If there were a mechanism to extract the unix file descriptor corresponding to the HDF5 then the user could close the file by bypassing the HDF5 library, but I think the best solution would be for h5fclose to always close the unix file id on disk full, returning an error if necessary.

The first step is probably to reproduce the problem in C to be rule out h5py as a cause.

1 Like

There is H5Fget_vfd_handle() to get the underlying file descriptor, but just closing this is a very bad idea, because HDF5 will still try to use the fd number. If your process opens another file afterwards, the fd number will be reused, so HDF5 might write to & close a completely different file!

A full disk isn’t the only scenario where you can have this problem - e.g. if your file is on a network filesystem and the connection goes down, writing can fail.

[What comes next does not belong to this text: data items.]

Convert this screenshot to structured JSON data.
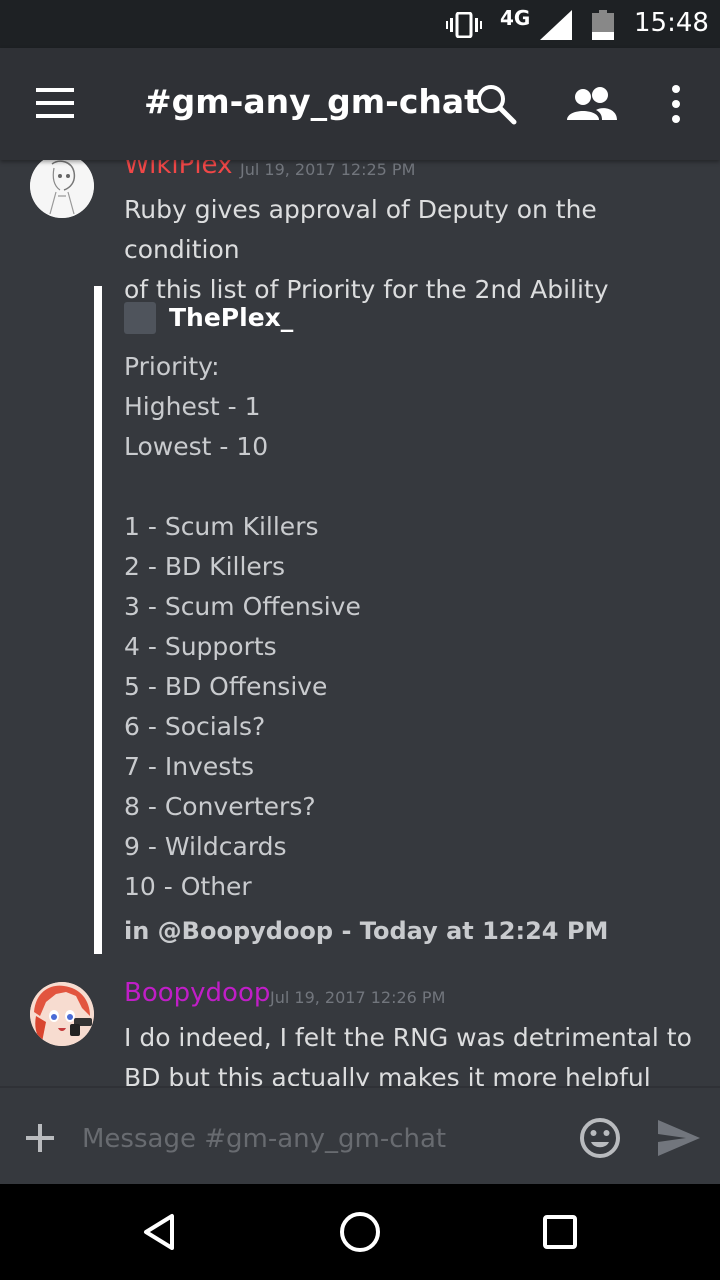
{
  "status_bar": {
    "network": "4G",
    "time": "15:48"
  },
  "header": {
    "channel_title": "#gm-any_gm-chat"
  },
  "messages": [
    {
      "author": "WikiPlex",
      "author_color": "#f04747",
      "timestamp": "Jul 19, 2017 12:25 PM",
      "lines": [
        "Ruby gives approval of Deputy on the condition",
        "of this list of Priority for the 2nd Ability"
      ],
      "embed": {
        "author": "ThePlex_",
        "body": "Priority:\nHighest - 1\nLowest - 10\n\n1 - Scum Killers\n2 - BD Killers\n3 - Scum Offensive\n4 - Supports\n5 - BD Offensive\n6 - Socials?\n7 - Invests\n8 - Converters?\n9 - Wildcards\n10 - Other",
        "footer": "in @Boopydoop - Today at 12:24 PM"
      }
    },
    {
      "author": "Boopydoop",
      "author_color": "#c01ec7",
      "timestamp": "Jul 19, 2017 12:26 PM",
      "lines": [
        "I do indeed, I felt the RNG was detrimental to",
        "BD but this actually makes it more helpful"
      ]
    }
  ],
  "input": {
    "placeholder": "Message #gm-any_gm-chat"
  }
}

We’ve also seen it in h5py where people wrap a file like object and then close that object before closing the HDF5 file.

To cope with this properly, I think HDF5 needs some way to ‘abandon’ an open file - i.e. discarding any unwritten data, accepting that the file on disk is likely corrupt or incomplete.

I agree with your last statement. Main goal should be to release all file handles, so that users are able to remove the file outside the context of the application to free up disk space.